The aesthetic of Ball's poems and costumes was always secondary to the essential ideas they conveyed. The visual artists in the movement, like Ball, embraced the use of unconventional materials like cardboard from which he constructed his outrageous costume for his performance of Karawane. "For us," he wrote, "art is not an end in itself, but it is an opportunity for the true perception and criticism of the times we live in." Thus, a hastily fabricated cardboard costume in which he resembled an eccentric cleric while reciting a provocatively nonsensical sound poem - and the poem itself - were vehicles for achieving a larger aim: to dismantle language, particularly as it pertained to imperialism, patriotism, and war.

Most Important Art

Hugo Ball Famous Art

The Cabaret Voltaire, Zurich, Switzerland (1916)

Hugo Ball met cabaret singer, Emmy Hennings in Munich in the middle of 1915. Together they fled to Zurich to avoid the turmoil of war. In February 1916, the couple opened the Cabaret Voltaire where Dada was born. There Ball organized and promoted Dada events, including performances in which he participated - most often reciting his sound poems. Other founding members of the original Zurich group were Tristan Tzara, Richard Huelsenbeck, Marcel Janco, Sophie Tauber, and Hans Arp.

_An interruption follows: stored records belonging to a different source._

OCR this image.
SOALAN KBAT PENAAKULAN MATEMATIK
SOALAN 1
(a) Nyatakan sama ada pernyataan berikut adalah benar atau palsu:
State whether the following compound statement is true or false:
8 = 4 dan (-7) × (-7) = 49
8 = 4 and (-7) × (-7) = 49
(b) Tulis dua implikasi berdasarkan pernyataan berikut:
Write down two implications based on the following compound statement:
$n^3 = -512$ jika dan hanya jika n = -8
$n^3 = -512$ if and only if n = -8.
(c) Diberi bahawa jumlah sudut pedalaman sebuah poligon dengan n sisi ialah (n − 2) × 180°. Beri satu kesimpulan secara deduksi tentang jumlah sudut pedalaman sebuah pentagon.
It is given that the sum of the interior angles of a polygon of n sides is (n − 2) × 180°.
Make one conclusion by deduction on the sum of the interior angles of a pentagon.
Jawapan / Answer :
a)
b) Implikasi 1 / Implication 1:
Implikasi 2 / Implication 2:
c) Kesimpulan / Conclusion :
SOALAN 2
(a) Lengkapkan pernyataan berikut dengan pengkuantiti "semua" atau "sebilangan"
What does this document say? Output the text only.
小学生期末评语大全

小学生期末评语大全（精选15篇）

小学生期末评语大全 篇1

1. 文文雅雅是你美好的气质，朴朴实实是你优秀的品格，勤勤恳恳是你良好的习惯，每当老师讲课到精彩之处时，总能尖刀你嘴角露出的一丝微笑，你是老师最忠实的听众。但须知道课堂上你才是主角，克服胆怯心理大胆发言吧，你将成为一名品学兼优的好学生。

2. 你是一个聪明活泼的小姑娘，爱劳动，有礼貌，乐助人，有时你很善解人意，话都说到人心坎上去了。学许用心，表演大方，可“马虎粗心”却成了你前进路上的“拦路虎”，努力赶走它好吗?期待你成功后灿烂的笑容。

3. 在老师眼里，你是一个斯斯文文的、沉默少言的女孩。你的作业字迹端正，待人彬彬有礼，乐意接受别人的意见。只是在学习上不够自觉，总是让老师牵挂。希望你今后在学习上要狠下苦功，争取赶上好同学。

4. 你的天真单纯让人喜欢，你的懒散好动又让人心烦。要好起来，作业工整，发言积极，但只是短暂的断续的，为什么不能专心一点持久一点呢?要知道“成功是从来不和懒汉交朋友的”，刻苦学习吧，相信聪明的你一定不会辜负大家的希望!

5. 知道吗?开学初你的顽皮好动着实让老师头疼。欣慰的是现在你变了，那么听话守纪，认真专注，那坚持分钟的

Technically a nightclub, the Cabaret Voltaire was a lively hub where the artistic and political activity of the anarchic Dada movement could be freely undertaken. It was, in essence, a living example of the Dada Manifesto, which Ball drafted and read aloud at the first public Dada soiree on July 14, 1916. As the leader of the group, Ball articulated their philosophy to destroy and clear away the refuse of "the rationalized language of modernity," which for them was emblematic of the "agony and death throes of [the] age."

Most often, the Cabaret Voltaire offered music, dance, and spoken word performances and the events could be quite raucous and chaotic with audience members just as often baffled as intellectually invigorated. The spectacle was intentionally brutal and perplexing as the artists attempted to mirror the turmoil of the day.

A site for radical artistic experimentation, the Cabaret Voltaire did not limit participation by non-Dada artists and avant-garde notables such as Filippo Tommaso Marinetti of the Italian Futurist group, Wassily Kandinsky, Giorgio di Chirico, and Paul Klee, among others, were contributors to the scene. German painter, Hans Richter, described the nightclub very imaginatively, writing: "The Cabaret Voltaire was a six-piece band. Each played his own instrument, i.e. himself." Arp described an average night at the gathering spot as "total pandemonium." He recalled, "The people around us are shouting, laughing, and gesticulating. Our replies are sighs of love, volleys of hiccups, poems, moos, and miaowing of medieval Brutists." Whether Tzara was writhing erotically to the music of Janco's invisible violin while Hennings performed acrobatics in the guise of the Madonna, an average night at the Cabaret Voltaire provided attendees and participants with an unforgettable experience.